Making a better Item

There was a time long ago in in the old world when magical items were immutable.  Once enchanted with function, they would never change from that.  This is how it was for hundred of years till a better method was needed.  Not because the items were not powerful, but because their creation was so dangerous.

To make an item imbued with magic required a long and complex ritual with rare materials and chaotic forces.  The risk of this process was that a item could be made of such devastating power and evil nature that it would destroy all that took part in the ritual.  And would then have to be hunted down and destroyed as it would call to the basest beings to protect it.

But in time this changed, with research into the weapons carried on Star Jammer class space ships being the key.  To make the weapons more versatile, their effect focus's were separated from how mana got to them.  This allowed the foci to be removed and a new one put into the gun changing how it worked.  Originally only used on larger capitol weapons other took note.

With the coming of the great war many were put to work on ways to get an advantage.  The Kudu researcher Glinbak Hardnut had been looking at ways to make magical items easier to make.  One day he came across plans for the next generation of space born weapon and had an epiphany.  If they can separate the focus of power from the gun...why could he not do it for a personal item?

Years went by and his efforts moved forward.  Eventually getting government funding and all the perks that go with it, Glinback did it.  He made a safer, easier, and more versatile magical item.

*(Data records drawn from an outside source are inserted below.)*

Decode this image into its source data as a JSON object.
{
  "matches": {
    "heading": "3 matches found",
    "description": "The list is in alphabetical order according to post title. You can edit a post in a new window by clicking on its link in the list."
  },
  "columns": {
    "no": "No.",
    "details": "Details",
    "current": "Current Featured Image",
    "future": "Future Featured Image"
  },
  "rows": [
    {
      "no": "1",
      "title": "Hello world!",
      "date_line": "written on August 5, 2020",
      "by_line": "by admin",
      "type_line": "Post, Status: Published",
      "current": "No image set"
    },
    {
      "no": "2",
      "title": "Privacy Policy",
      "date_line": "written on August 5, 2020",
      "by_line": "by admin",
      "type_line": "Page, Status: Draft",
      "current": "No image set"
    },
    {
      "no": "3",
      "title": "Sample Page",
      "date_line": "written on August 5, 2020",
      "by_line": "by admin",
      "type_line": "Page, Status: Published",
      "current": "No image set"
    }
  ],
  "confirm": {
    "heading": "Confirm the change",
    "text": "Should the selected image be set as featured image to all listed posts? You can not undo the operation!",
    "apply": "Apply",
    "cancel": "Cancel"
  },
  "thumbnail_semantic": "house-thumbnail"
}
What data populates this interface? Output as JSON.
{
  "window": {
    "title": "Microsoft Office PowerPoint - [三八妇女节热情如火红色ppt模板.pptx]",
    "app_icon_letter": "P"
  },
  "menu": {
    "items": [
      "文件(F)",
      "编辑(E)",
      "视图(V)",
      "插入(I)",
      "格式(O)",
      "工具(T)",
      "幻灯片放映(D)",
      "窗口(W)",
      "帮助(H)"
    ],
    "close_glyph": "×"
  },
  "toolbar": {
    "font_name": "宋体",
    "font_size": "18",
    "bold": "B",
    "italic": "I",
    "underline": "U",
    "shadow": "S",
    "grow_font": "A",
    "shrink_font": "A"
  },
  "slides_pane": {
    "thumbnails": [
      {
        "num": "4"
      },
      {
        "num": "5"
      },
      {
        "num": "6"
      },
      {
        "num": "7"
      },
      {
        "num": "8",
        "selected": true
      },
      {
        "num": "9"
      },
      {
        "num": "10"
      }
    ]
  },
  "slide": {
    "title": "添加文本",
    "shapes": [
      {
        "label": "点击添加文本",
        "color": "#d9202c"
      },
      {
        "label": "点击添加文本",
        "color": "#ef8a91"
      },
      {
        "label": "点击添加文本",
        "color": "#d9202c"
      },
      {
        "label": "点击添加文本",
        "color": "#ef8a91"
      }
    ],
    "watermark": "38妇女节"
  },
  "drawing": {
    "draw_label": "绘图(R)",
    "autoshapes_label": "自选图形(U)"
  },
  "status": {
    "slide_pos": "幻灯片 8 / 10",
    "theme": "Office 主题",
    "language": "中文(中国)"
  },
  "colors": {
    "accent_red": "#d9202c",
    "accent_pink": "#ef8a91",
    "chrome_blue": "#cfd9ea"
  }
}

The legacy of Glinback Hardnut is that all magical items are broken into two parts.  The first is the conduit and the second is the focus.  The conduit is the item its self, bound to the character the conduit creates a stable path for the characters mana to be accessed.  But on it's own it has no power.

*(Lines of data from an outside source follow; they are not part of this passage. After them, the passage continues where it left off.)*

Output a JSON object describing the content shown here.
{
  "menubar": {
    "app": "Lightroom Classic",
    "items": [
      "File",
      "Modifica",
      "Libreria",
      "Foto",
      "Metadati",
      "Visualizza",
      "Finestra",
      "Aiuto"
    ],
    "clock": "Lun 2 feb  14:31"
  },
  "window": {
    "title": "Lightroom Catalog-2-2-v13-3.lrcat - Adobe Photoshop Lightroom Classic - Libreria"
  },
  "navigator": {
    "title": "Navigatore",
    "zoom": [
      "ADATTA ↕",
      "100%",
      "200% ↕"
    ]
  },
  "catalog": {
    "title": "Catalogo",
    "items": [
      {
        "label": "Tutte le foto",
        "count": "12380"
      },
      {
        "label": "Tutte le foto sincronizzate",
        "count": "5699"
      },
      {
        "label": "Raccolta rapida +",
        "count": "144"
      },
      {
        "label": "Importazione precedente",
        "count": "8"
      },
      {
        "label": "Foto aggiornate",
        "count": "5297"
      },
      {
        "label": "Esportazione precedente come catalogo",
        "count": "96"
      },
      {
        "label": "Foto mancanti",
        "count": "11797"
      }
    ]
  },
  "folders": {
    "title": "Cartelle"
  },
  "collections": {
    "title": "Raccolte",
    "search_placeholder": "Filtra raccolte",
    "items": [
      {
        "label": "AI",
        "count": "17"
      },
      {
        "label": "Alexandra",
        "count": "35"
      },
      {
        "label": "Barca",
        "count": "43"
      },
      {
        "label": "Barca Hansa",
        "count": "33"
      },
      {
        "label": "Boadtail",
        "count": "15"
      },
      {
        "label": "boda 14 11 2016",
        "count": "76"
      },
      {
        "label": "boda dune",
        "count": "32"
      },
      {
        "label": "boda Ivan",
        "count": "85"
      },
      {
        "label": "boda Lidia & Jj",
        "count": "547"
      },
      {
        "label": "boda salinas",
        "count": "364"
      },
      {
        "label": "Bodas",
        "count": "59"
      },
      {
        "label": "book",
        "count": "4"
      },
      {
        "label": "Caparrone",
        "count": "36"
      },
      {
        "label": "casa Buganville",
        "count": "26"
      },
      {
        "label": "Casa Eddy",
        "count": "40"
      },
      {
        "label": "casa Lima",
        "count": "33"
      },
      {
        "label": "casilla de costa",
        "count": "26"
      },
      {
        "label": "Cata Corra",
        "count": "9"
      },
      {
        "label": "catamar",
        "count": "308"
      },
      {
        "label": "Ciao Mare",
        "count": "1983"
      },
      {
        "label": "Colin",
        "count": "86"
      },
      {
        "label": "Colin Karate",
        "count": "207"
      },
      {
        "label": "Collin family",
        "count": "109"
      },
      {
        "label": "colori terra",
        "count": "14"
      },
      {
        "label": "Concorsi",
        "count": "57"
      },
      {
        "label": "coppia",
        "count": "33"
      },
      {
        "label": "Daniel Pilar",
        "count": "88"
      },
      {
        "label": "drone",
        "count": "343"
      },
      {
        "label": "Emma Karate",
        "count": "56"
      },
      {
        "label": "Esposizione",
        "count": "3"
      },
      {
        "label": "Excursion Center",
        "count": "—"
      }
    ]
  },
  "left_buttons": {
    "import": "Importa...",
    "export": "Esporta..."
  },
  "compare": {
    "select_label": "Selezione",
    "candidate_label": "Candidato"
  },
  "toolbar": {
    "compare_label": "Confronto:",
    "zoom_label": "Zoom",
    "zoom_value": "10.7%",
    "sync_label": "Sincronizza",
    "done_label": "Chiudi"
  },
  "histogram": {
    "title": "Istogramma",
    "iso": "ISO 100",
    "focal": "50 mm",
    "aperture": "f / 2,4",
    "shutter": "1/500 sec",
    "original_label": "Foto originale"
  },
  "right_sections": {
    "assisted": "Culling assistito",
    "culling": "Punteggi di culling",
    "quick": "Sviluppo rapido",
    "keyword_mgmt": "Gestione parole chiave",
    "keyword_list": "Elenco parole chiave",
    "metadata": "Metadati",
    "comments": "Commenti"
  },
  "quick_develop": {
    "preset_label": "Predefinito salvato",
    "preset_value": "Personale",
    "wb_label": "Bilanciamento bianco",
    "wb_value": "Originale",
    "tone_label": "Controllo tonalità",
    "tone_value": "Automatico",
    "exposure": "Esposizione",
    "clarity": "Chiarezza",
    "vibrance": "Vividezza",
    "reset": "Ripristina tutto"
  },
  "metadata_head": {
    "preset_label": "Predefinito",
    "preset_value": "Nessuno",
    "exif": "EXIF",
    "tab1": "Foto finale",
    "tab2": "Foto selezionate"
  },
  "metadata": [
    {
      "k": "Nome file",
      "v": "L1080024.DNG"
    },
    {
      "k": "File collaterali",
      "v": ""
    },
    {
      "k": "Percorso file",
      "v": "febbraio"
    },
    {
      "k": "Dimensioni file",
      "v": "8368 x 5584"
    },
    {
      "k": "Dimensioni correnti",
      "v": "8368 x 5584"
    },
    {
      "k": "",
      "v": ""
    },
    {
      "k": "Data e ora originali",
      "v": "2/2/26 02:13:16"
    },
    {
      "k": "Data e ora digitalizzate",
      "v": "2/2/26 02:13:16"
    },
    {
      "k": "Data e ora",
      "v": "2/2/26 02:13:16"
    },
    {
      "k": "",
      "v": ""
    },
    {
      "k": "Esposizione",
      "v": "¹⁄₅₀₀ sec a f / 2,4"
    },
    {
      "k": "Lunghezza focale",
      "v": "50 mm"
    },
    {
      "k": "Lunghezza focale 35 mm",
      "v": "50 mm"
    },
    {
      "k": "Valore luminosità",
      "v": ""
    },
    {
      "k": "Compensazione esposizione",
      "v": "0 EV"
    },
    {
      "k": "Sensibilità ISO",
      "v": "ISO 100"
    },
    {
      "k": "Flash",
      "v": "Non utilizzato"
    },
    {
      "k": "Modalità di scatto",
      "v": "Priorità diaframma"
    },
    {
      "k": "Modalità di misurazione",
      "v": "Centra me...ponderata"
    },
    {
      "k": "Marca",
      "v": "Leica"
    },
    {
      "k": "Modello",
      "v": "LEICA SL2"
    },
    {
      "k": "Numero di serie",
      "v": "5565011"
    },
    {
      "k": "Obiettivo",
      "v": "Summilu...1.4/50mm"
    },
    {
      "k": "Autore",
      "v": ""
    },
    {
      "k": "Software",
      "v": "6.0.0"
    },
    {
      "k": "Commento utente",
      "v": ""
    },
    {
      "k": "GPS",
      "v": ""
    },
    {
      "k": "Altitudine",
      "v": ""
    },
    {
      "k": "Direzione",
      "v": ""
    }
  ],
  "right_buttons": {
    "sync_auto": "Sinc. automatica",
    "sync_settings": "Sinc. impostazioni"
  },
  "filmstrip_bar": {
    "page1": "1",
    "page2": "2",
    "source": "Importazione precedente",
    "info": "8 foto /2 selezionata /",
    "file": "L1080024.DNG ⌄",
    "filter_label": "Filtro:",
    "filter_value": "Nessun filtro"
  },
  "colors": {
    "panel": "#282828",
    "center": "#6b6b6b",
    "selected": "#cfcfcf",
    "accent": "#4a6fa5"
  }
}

Foci are the lense for the characters mana.  They give the mana form and function.  Changing the chaotic nature of mana into a stable effect.  Foci can be slotted into any conduit item, drawing mana from the user, though the item, and into the focus.  Then imbuing the effects back into the item and the user.

This allowed a user to change foci at will, to alter his items with out having to carry twenty tons of spare equipment.  Just a small pouch with foci was all that was needed, and it was safe.  Foci them selves did not have power, so the item and the focus could be made safely with out needing to expose the creators to the chaos of the energies being harnessed.

In time this lead to new innovation in magic items.  Mana batteries called Universal Mana Crystals (UMC's), hand weapons that could accelerate a metal slug or launch a bolt of lightning.  Vehicles of any type one can imagine.  And even the great floating citadels of power on the planet Elttaes.

History of Magical Items, Abridged
Revised by Jacob Vanders, Human Historical Corp


  1. Nice. I had a similar concept in my old 3e game, with magical "batteries" used by an ancient civilization for everything from hovercars to automated housecleaning. Of course, the batteries radiated faint evil and turned out to have a portion of a sacrificed human soul contained inside as a power source... still, the party loved using the portable flame cannon they found even when they knew it was powered by bad juju!

  2. In this case UMC's are a little less...evil. :-) They store and convert ambient mana into a more stable form. Once converted the mana can not be used by a living being. to do so would kill them. But devices can use the mana. And it is a core part of the game worlds technology.

    Guns, refrigerators, vehicles, blenders...cell phones, walkie talkies, PDA's. And on and on and on. Fortunately enough I have designed things in a way to mitigate the initial destabilizing nature of the tools. But that is the way of things some times.